Gender stereotypes mean women's pain often considered less intense to men's - study

Gender stereotypes mean women's pain often considered less intense to men's - study
Photo credit: Getty Images

Women's pain is considered less intense than men's, even if both are going through the same level of suffering, a new study has found.

Researchers in the United States asked 50 participants to watch various videos of male and female patients who suffered from shoulder pain perform a range of motion exercises using their injured and uninjured shoulders. Patients also self-reported their level of discomfort when moving their shoulder.

The patients' facial expressions were also analysed through the Facial Action Coding System (FACS), which is used to help describe all visually discernible facial movements. The researchers used these FACS values in a formula to give an objective score of the intensity of the patients' pain facial expressions.

Study participants were asked to gauge the amount of pain they thought the patients in the videos were going through on a scale from zero, labeled as "absolutely no pain", and 100, labeled as "worst pain possible".
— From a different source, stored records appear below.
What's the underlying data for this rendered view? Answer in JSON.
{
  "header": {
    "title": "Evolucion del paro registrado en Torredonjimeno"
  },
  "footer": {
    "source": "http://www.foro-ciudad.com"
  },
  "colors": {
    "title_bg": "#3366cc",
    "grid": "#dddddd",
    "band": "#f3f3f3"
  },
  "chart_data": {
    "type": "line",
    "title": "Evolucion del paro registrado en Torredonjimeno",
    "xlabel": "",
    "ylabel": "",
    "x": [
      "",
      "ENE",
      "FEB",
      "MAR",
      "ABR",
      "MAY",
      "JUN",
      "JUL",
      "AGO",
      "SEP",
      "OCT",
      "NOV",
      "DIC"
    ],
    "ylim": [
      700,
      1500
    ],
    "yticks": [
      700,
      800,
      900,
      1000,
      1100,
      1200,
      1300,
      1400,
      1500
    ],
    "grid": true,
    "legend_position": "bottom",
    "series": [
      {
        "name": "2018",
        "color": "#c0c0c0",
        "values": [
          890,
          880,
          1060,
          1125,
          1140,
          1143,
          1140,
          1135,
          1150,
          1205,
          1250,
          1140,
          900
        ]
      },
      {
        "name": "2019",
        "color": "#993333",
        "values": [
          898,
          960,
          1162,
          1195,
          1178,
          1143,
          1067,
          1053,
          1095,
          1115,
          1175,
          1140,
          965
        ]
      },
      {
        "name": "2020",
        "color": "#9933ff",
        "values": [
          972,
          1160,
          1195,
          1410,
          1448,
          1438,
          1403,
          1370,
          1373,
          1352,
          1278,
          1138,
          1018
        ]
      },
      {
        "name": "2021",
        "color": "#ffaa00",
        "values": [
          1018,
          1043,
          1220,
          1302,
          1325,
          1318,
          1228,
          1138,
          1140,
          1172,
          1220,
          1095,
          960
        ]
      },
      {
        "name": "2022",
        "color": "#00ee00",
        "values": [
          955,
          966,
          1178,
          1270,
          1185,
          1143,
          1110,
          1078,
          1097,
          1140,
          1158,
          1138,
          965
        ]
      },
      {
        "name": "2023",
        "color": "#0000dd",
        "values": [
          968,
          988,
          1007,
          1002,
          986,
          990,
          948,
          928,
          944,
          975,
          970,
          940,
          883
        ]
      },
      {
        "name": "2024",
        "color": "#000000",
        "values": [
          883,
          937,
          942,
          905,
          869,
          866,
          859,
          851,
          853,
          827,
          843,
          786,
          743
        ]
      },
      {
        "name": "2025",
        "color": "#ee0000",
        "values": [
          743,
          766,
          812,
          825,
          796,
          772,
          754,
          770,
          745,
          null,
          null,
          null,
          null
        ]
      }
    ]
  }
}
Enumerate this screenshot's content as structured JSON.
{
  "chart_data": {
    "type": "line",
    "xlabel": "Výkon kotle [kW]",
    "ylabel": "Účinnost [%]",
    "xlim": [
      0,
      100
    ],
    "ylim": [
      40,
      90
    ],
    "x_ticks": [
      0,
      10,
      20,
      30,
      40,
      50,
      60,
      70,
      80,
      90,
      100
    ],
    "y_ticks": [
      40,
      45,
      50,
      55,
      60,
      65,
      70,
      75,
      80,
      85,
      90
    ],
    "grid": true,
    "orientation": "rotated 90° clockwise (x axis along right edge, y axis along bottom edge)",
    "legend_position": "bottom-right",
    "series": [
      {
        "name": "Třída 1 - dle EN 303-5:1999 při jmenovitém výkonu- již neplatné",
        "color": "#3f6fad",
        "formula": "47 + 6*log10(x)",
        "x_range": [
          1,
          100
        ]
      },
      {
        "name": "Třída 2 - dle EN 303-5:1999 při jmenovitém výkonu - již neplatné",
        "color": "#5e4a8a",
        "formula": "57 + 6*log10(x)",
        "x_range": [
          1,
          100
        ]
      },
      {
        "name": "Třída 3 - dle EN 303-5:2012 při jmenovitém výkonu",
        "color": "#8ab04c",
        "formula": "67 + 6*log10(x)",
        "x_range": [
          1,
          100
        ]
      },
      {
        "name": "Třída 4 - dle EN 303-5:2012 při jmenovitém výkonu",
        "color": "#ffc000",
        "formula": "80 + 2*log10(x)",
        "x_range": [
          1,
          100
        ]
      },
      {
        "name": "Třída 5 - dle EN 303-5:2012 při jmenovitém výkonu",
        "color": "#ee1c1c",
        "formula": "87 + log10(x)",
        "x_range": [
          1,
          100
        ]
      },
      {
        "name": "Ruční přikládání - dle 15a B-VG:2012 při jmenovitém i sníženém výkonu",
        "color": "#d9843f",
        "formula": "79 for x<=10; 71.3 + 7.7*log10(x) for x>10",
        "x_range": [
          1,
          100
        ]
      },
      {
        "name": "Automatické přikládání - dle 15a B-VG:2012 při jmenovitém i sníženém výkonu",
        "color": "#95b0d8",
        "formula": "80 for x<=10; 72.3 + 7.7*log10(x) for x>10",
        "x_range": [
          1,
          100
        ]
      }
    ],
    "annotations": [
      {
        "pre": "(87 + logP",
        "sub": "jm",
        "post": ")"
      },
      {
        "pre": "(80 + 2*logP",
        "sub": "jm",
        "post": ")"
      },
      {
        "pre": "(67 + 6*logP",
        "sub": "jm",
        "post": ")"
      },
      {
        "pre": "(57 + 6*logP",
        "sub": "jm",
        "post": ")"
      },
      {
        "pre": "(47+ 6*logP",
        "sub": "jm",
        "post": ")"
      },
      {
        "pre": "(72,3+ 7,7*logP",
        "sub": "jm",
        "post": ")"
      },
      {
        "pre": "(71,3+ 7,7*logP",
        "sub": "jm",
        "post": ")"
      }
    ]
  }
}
In a second experiment, researchers replicated the first part of the study, but after participants watched the videos, they were asked to complete the Gender Role Expectation of Pain questionnaire. This measures gender-related stereotypes about pain sensitivity, the endurance of pain, and willingness to report pain.

Participants also shared how much medication and psychotherapy they would prescribe to each patient and which treatment they believed would be more effective for medical care.

Overall, the study found that female patients were perceived to be in less pain than the male patients who reported and showed the same intensity of pain. Additional analyses using participants' responses to the questionnaire about gender-related pain stereotypes meant researchers could say these perceptions were partially explained by these stereotypes.

"If the stereotype is to think women are more expressive than men, perhaps 'overly' expressive, then the tendency will be to discount women's pain behaviors," says Elizabeth Losin, co-author of the study and assistant professor of psychology and director of the Social and Cultural Neuroscience lab at the University of Miami.

"The flip side of this stereotype is that men are perceived to be stoic, so when a man makes an intense pain facial expression, you think, 'Oh my, he must be dying.'

"The result of this gender stereotype about pain expression is that each unit of increased pain expression from a man is thought to represent a higher increase in his pain experience than that same increase in pain expression by a woman."

Gender stereotypes mean women's pain often considered less intense to men's - study
Photo credit: Getty Images

Losin adds that psychotherapy was chosen as more effective than medication for a higher proportion of female patients compared to male patients. Additionally, the study found the gender of the participants did not influence pain estimation - both men and women interpreted women's pain to be less intense.

Losin says she hopes the research will help find and address more gender disparities in healthcare.

"I think one critical piece of information that could be conveyed in medical curricula is that people, even those with medical training in other studies, have been found to have consistent demographic biases in how they assess the pain of male and female patients and that these biases impact treatment decisions," Losin says.

"Critically, our results demonstrate that these gender biases are not necessarily accurate. Women are not necessarily more expressive than men, and thus their pain expression should not be discounted."

The findings were published in the Journal of Pain.